If equilibrium analysis is merely a conceptual tool, could not other conceptual tools replace it? Why stay beholden to something arbitrarily adopted over a century ago? Perhaps, other metaphors might be more useful. Rather than trying to fix economics, why not reconstruct it entirely? But Jacob, that's so much work! Why throw the baby out with the bathwater? Well, I think the baby already drowned in the tub. Ouch. No, I merely think that attempting to start from a new perspective would be a useful and potentially revelatory exercise. It wouldn't hurt for a few more economists to try this and see what, if anything, they learn.
For instance, what if we replaced equilibrium analysis with "ecosystem balance." What? Ecology? Yes, why not? I think conceiving of the economy as an ecosystem is a useful approach. Carrying capacity, resource constraints, survival of the fittest - all of these concepts could be applied within economics. Metaphors are only useful when they are useful. (Isn't that a tautological mind-fuck?) No, seriously, We should only use what's useful. This is the measuring stick against which economic approaches must be tested.

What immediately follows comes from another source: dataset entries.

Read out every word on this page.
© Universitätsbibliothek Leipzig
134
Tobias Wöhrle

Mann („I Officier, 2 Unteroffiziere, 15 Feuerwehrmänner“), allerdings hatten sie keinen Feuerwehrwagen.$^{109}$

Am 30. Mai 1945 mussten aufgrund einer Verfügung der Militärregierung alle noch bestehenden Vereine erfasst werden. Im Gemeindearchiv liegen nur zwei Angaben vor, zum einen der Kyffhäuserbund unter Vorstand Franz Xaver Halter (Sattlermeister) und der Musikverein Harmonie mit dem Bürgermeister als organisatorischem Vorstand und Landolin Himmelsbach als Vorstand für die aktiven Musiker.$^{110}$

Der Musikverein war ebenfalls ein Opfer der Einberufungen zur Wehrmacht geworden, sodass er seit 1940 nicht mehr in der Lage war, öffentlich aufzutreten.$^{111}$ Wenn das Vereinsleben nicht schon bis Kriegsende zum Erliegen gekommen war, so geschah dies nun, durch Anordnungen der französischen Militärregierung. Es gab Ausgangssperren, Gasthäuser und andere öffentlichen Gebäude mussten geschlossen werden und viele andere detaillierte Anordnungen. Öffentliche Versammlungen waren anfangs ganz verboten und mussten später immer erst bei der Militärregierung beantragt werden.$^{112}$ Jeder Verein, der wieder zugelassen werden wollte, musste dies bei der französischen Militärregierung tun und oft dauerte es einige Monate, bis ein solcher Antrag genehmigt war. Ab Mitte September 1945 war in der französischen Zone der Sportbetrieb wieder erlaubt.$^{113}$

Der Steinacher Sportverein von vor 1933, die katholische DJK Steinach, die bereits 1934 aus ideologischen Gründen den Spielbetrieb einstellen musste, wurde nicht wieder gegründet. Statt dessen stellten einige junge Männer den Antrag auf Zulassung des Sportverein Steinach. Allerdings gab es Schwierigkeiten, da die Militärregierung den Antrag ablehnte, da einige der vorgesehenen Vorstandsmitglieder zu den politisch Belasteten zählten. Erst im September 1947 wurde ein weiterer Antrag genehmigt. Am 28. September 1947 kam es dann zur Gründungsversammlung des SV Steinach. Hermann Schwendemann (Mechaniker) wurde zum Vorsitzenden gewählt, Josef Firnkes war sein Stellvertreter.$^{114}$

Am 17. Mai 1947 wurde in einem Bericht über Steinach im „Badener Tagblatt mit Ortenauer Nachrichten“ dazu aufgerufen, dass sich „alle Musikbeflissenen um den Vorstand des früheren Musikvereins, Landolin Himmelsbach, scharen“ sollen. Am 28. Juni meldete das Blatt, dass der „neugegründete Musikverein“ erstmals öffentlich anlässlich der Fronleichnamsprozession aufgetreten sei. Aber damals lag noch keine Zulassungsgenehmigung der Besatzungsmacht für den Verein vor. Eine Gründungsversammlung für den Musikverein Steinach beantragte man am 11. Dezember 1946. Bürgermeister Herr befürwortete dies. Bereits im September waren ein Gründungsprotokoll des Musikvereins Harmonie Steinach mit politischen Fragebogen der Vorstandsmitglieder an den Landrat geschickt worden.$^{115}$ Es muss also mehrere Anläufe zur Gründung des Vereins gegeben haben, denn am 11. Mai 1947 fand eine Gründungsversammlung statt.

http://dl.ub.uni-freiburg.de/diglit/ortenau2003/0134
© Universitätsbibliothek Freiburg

I'll address rationality (or lack thereof) in my next post. In the mean time, here are some more links for the curious:
New Economics Foundation
New Economics Institute
Personally, I feel INET is too conservative, NEF is probably a bit too liberal, and NEI is even further out there, not too many actual economists are associated with them, but they're still not totally off and they have healthy things to contribute. The Sante Fe Institute isn't strictly for economics, but they take some very novel approaches.